Latest reports indicate that more Americans are aware of the health benefits of seafood, and they will pay more for fish from well-managed sources.

That's according to a new survey by Cargill, one of the nation's largest producers and distributors of agricultural products.

Seventy-two percent of more than 1,000 shoppers said they know fish is good for you; 88 percent said they are willing to reward good stewardship with their wallets. That figure rose to a whopping 93 percent of millennials.

In all, 70 percent said where and how their seafood is sourced affects their buying decisions; 84 percent said they trust their seafood purchases are sourced in a safe and responsible way.
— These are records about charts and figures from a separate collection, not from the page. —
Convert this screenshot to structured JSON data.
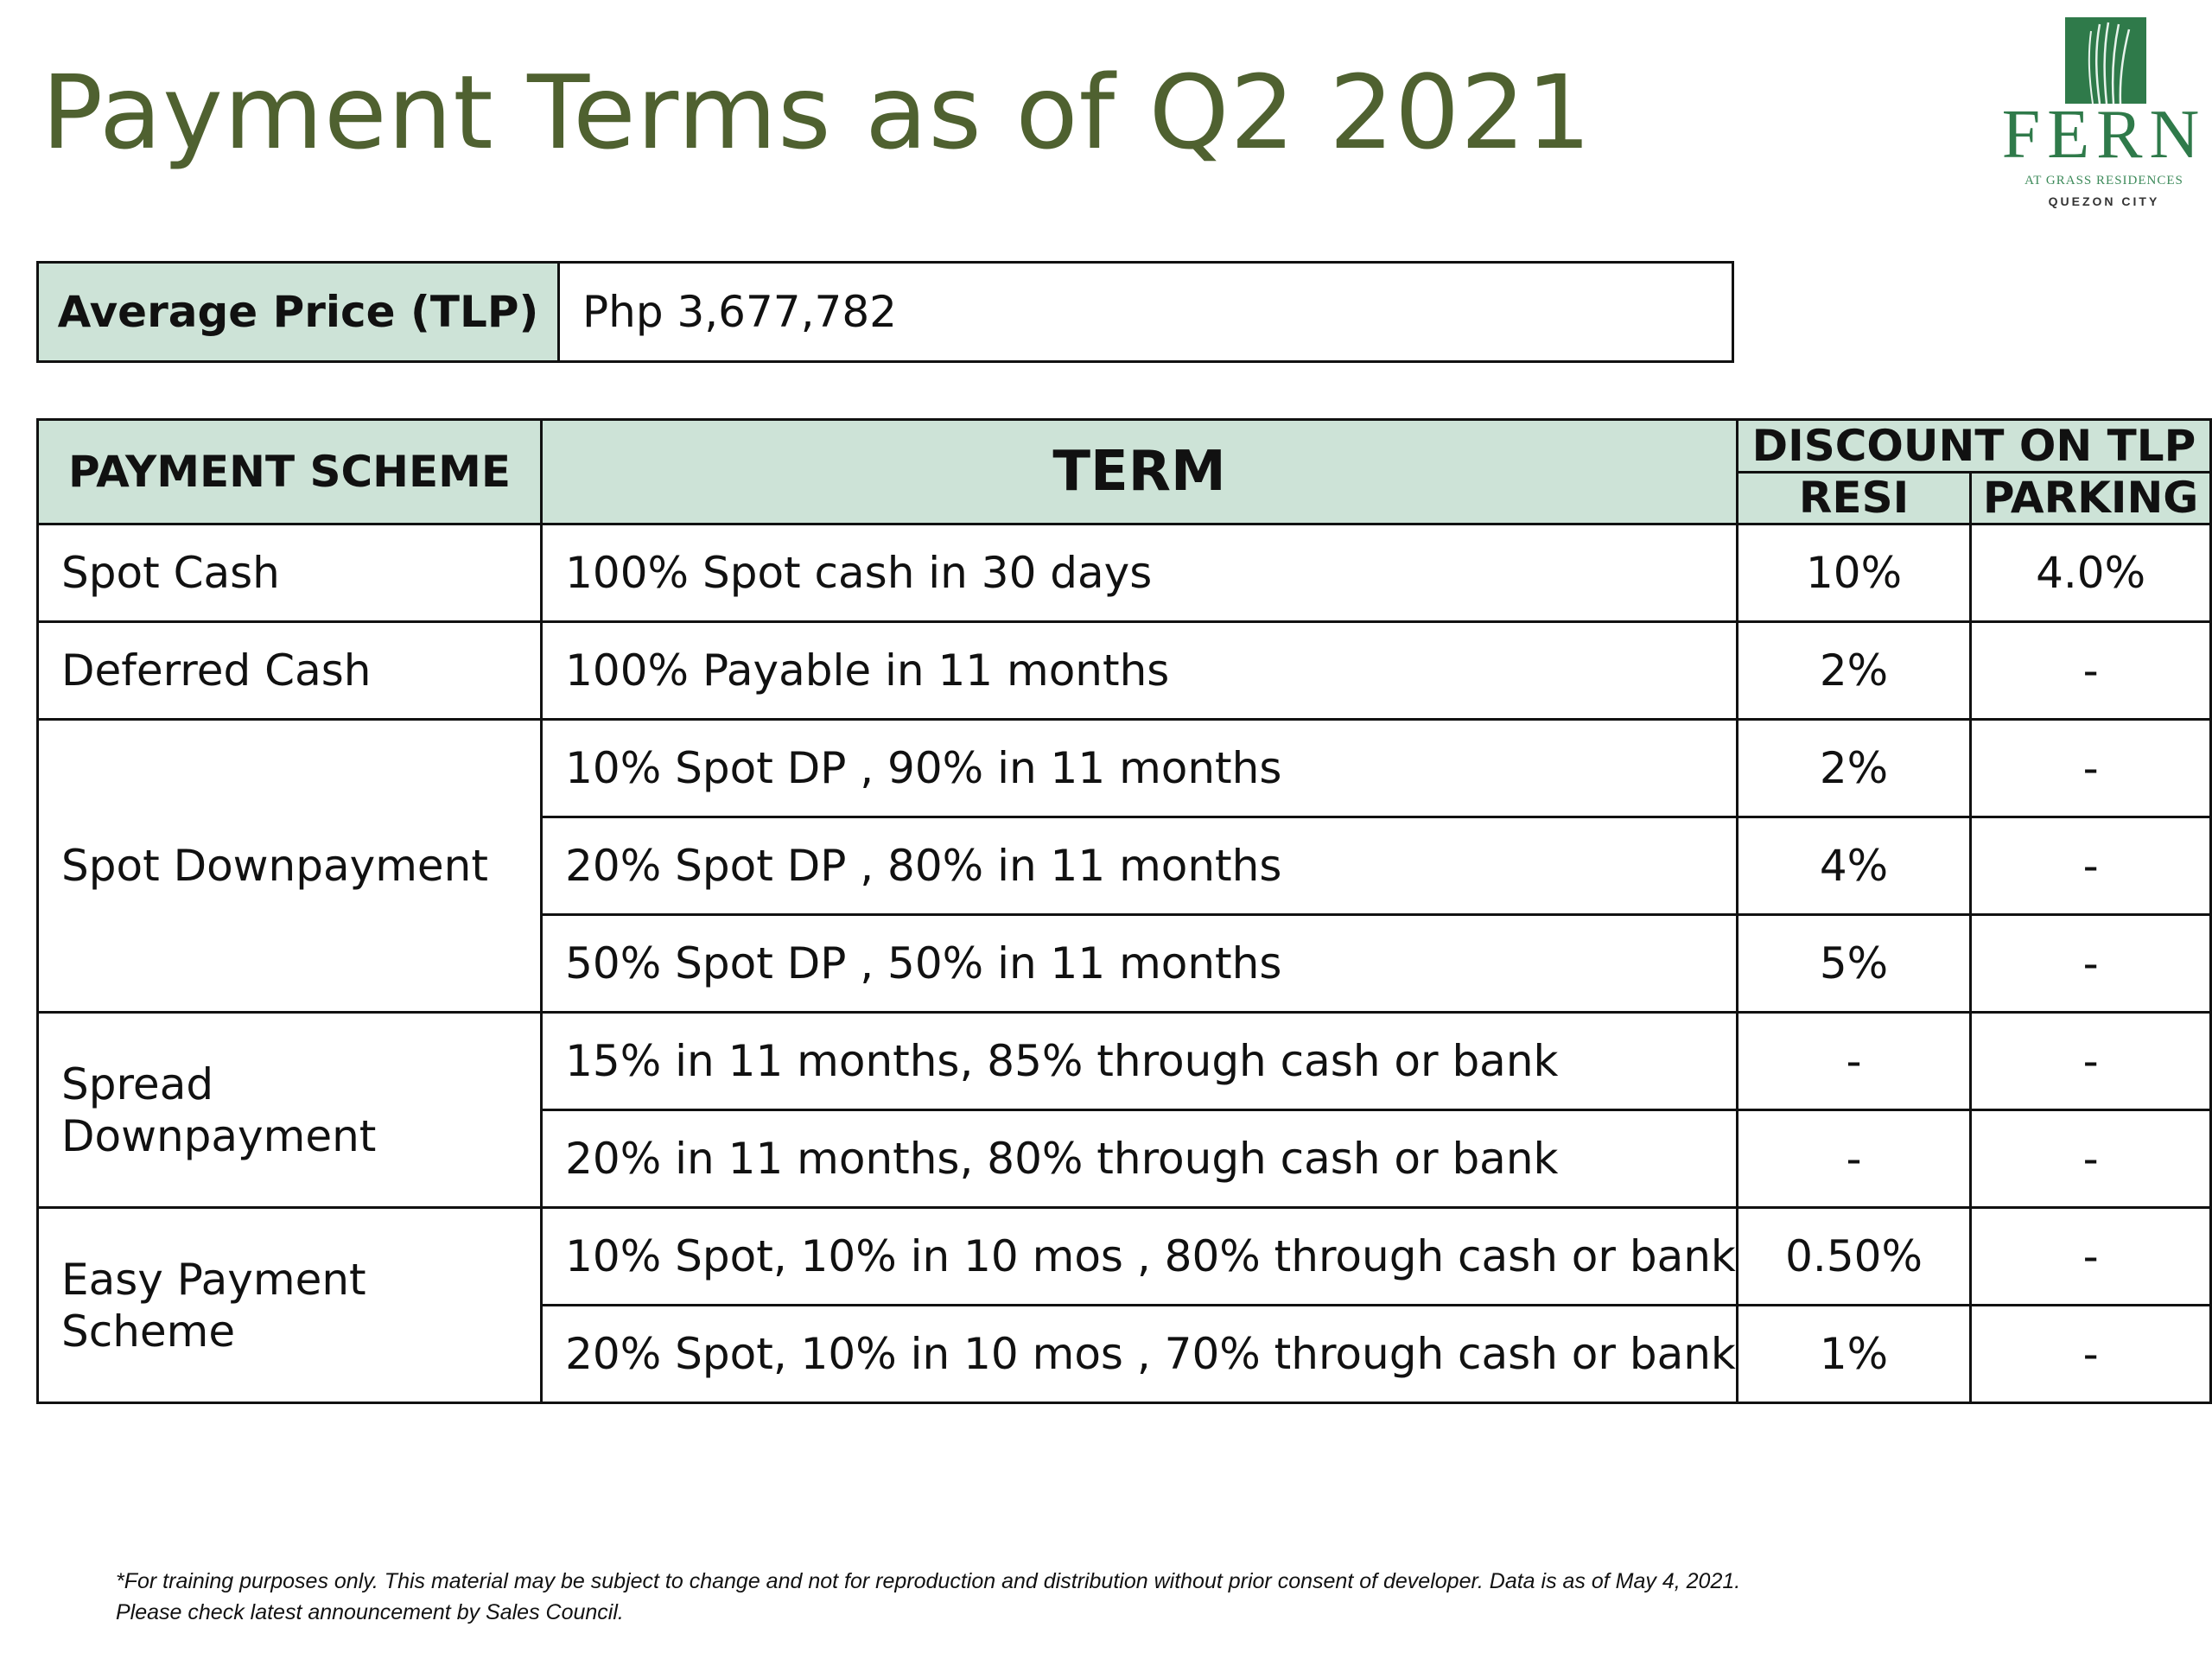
{
  "title": "Payment Terms as of Q2 2021",
  "logo": {
    "name": "FERN",
    "subtitle": "AT GRASS RESIDENCES",
    "city": "QUEZON CITY",
    "color": "#2f7a4a"
  },
  "colors": {
    "title": "#4f6130",
    "header_fill": "#cde3d7",
    "border": "#111111"
  },
  "average_price": {
    "label": "Average Price (TLP)",
    "value": "Php 3,677,782"
  },
  "table": {
    "headers": {
      "scheme": "PAYMENT SCHEME",
      "term": "TERM",
      "discount": "DISCOUNT ON TLP",
      "resi": "RESI",
      "parking": "PARKING"
    },
    "rows": [
      {
        "scheme": "Spot Cash",
        "term": "100% Spot cash in 30 days",
        "resi": "10%",
        "parking": "4.0%"
      },
      {
        "scheme": "Deferred Cash",
        "term": "100% Payable in 11 months",
        "resi": "2%",
        "parking": "-"
      },
      {
        "scheme": "Spot Downpayment",
        "term": "10% Spot DP , 90% in 11 months",
        "resi": "2%",
        "parking": "-"
      },
      {
        "scheme": "",
        "term": "20% Spot DP , 80% in 11 months",
        "resi": "4%",
        "parking": "-"
      },
      {
        "scheme": "",
        "term": "50% Spot DP , 50% in 11 months",
        "resi": "5%",
        "parking": "-"
      },
      {
        "scheme": "Spread Downpayment",
        "term": "15% in 11 months, 85% through cash or bank",
        "resi": "-",
        "parking": "-"
      },
      {
        "scheme": "",
        "term": "20% in 11 months, 80% through cash or bank",
        "resi": "-",
        "parking": "-"
      },
      {
        "scheme": "Easy Payment Scheme",
        "term": "10% Spot, 10% in 10 mos , 80% through cash or bank",
        "resi": "0.50%",
        "parking": "-"
      },
      {
        "scheme": "",
        "term": "20% Spot, 10% in 10 mos , 70% through cash or bank",
        "resi": "1%",
        "parking": "-"
      }
    ]
  },
  "footnote": {
    "line1": "*For training purposes only. This material may be subject to change and not for reproduction and distribution without prior consent of developer. Data is as of May 4, 2021.",
    "line2": "Please check latest announcement by Sales Council."
  }
}
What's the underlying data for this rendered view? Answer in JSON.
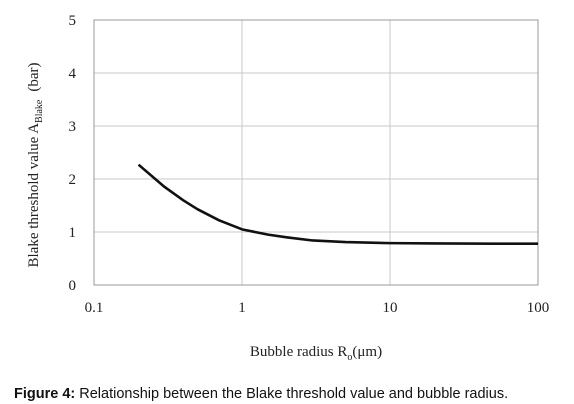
{
  "chart_data": {
    "type": "line",
    "xlabel": "Bubble radius R",
    "xlabel_sub": "o",
    "xlabel_end": "(μm)",
    "ylabel": "Blake threshold value A",
    "ylabel_sub": "Blake",
    "ylabel_end": "(bar)",
    "caption_label": "Figure 4:",
    "caption": " Relationship between the Blake threshold value and bubble radius.",
    "xscale": "log",
    "grid": true,
    "xlim": [
      0.1,
      100
    ],
    "xticks": [
      0.1,
      1,
      10,
      100
    ],
    "ylim": [
      0,
      5
    ],
    "yticks": [
      0,
      1,
      2,
      3,
      4,
      5
    ],
    "x": [
      0.2,
      0.3,
      0.4,
      0.5,
      0.7,
      1,
      1.5,
      2,
      3,
      5,
      10,
      20,
      50,
      100
    ],
    "series": [
      {
        "color": "#111111",
        "values": [
          2.27,
          1.85,
          1.6,
          1.43,
          1.22,
          1.05,
          0.95,
          0.9,
          0.84,
          0.81,
          0.79,
          0.785,
          0.78,
          0.78
        ]
      }
    ]
  }
}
Despite its popular pull, touting seafood sustainability has not transferred into U.S. restaurants. Market researcher Datassential reports that just 1.1 percent mention the word or a derivative on their menus; three times higher than in 2013. Other terms are more popular among diners: "wild" appears on 9.3 percent of seafood menus and "local" is mentioned on 4.6 percent, also up a third over four years.

The sustainability concept is getting a wider push from chefs who launched Smart Catch under the James Beard banner in Seattle two years ago, and now includes nearly 300 restaurants. The program lets chefs key in information about seafood purchases and quickly receive a good or bad rating based on data from the nonprofit FishChoice and Monterey Bay Aquarium's Seafood Watch.

The Smart Catch program "is well-timed, with growing consumer interest in both eating seafood at restaurants and learning more about the provenance of their food," said Bloomberg News.

Sustainability is a winning marketing component for Alaska seafood, which is regarded as a model for responsible management around the globe.

"An increasing number of retailers and food service companies either have or are updating policies that include purchasing and selling sustainable seafood because consumers are increasing their demand for it," said Jeremy Woodrow, communications director for the Alaska Seafood Marketing Institute.

Fish bits

Global fish trade is projected to hit an all-time high this year, boosted by an economic recovery of key European importers and high prices of popular fish such as salmon. Financial Times reports that the value of the world's fish trade is expected to rise more than $150 billion this year as demand for salmon and shrimp increases,. That's an increase of about 7 percent compared with 2016 and on course to eclipse the previous record of $149 billion in 2014.

The global aquaculture market is expected to continue growing at four to five per cent a year over the next decade, and should exceed the 100 million ton mark for the first time in 2025.

Salmon was second to shrimp as the most sought-after seafood product last week at Seafood Expo Asia, one of the continent's largest trade shows.

A survey of over 3,300 attendees at the Hong Kong event revealed that 41 percent wanted to purchase shrimp, followed by salmon at 40 percent.

Scallops were third in demand (36 percent), fourth was abalone (34.6 percent), lobster ranked fifth (34.5 percent), crab came in sixth at nearly 34 percent, oysters finished in seventh place (30 percent), tuna was eighth (25.5 percent) cod was ninth with 25.3 percent. Squid rounded out the top 10 with over 24 percent of participants expressing purchasing interest.

The Food and Agriculture Organization of the United Nations predicts that Asia will lead world seafood consumption by 2025.